Next time your birthday comes trundling along, there's no need to recoil in horror and sulk while others scoff jelly and ice cream.
Ageing, you see, not just about the number of years you have lived, but should be based on characteristics such as health, cognitive function and life expectancy.
In short, you may be younger than the number of candles on your cake.
The study, conducted by IIASA population researchers Warren Sanderson and Sergei Scherbov, provides a set of tools for measuring age in all its dimensions.
The findings reorient the way demographers study population ageing, providing a new toolbox of methodologies for demographers to better understand the impacts of an ageing population on society.
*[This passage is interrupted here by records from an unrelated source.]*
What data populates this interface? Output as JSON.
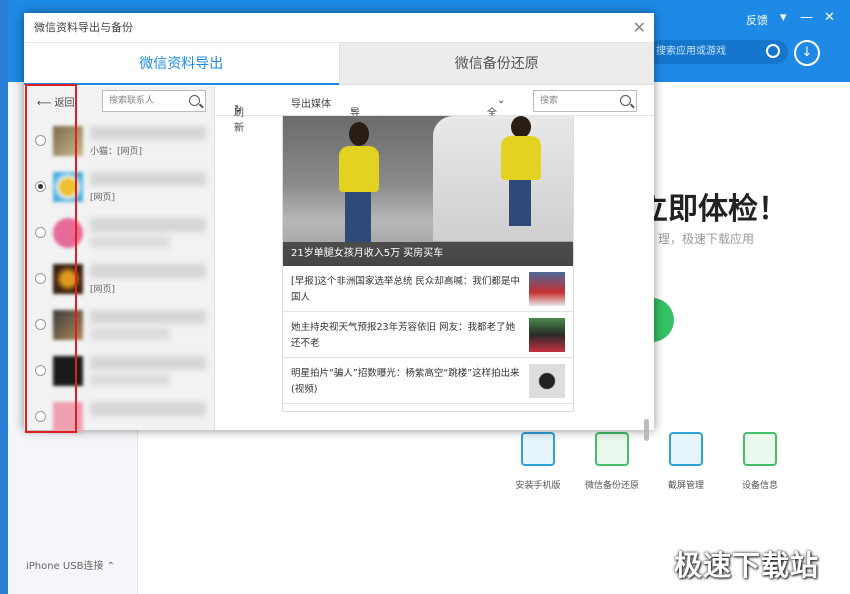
{
  "bg": {
    "feedback": "反馈",
    "search_placeholder": "搜索应用或游戏",
    "headline": "立即体检！",
    "subline": "理，极速下载应用",
    "connection": "iPhone  USB连接",
    "tools": [
      "安装手机版",
      "微信备份还原",
      "截屏管理",
      "设备信息"
    ],
    "watermark": "极速下载站"
  },
  "dialog": {
    "title": "微信资料导出与备份",
    "tabs": [
      "微信资料导出",
      "微信备份还原"
    ],
    "left": {
      "back_label": "返回",
      "search_placeholder": "搜索联系人",
      "contacts": [
        {
          "snippet": "小猫：[网页]",
          "selected": false
        },
        {
          "snippet": "[网页]",
          "selected": true
        },
        {
          "snippet": "",
          "selected": false
        },
        {
          "snippet": "[网页]",
          "selected": false
        },
        {
          "snippet": "",
          "selected": false
        },
        {
          "snippet": "",
          "selected": false
        },
        {
          "snippet": "",
          "selected": false
        }
      ]
    },
    "right": {
      "toolbar": {
        "refresh": "刷新",
        "export_media": "导出媒体",
        "export_msg": "导出消息",
        "filter": "全部",
        "search_placeholder": "搜索"
      },
      "hero_caption": "21岁单腿女孩月收入5万 买房买车",
      "news": [
        {
          "text": "[早报]这个非洲国家选举总统 民众却高喊：我们都是中国人"
        },
        {
          "text": "她主持央视天气预报23年芳容依旧 网友：我都老了她还不老"
        },
        {
          "text": "明星拍片“骗人”招数曝光：杨紫高空“跳楼”这样拍出来(视频)"
        }
      ]
    }
  }
}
Previously, studies of ageing used only one characteristic of people, their chronological age. The new study provides a framework for measuring ageing based instead on characteristics of people that change with age, including life expectancy, health, cognitive function, and other measures. These measures can be used by demographers to better understanding ageing societies.
“Your true age is not just the number of years you have lived,” says IIASA researcher Sergei Scherbov. “It also includes characteristics such as health, cognitive function, and disability rates.”
Demographers have not traditionally used such measures in studies of population and society, instead using age as a proxy for those characteristics. But as lifespans get longer, the same age no longer correlates with the same level of health and other such characteristics.
“We use to consider people old at age 65,” says Scherbov. “Today, someone who is 65 may be more like someone who was 55 forty-fifty years ago in terms of many important aspects of their lives.”
The authors show that policy recommendations with respect to ageing differ depending on exactly which characteristics of people are measured. “For different purposes we need different measures. Ageing is multidimensional,” says Scherbov. By reconceptualising population ageing to incorporate how people actually function, the study provides the foundation of a much richer and more realistic view of population ageing.
Scherbov recently won an advanced grant from the European Research Council to study this topic together with his colleagues.
The study is published in the journal Population and Development Review.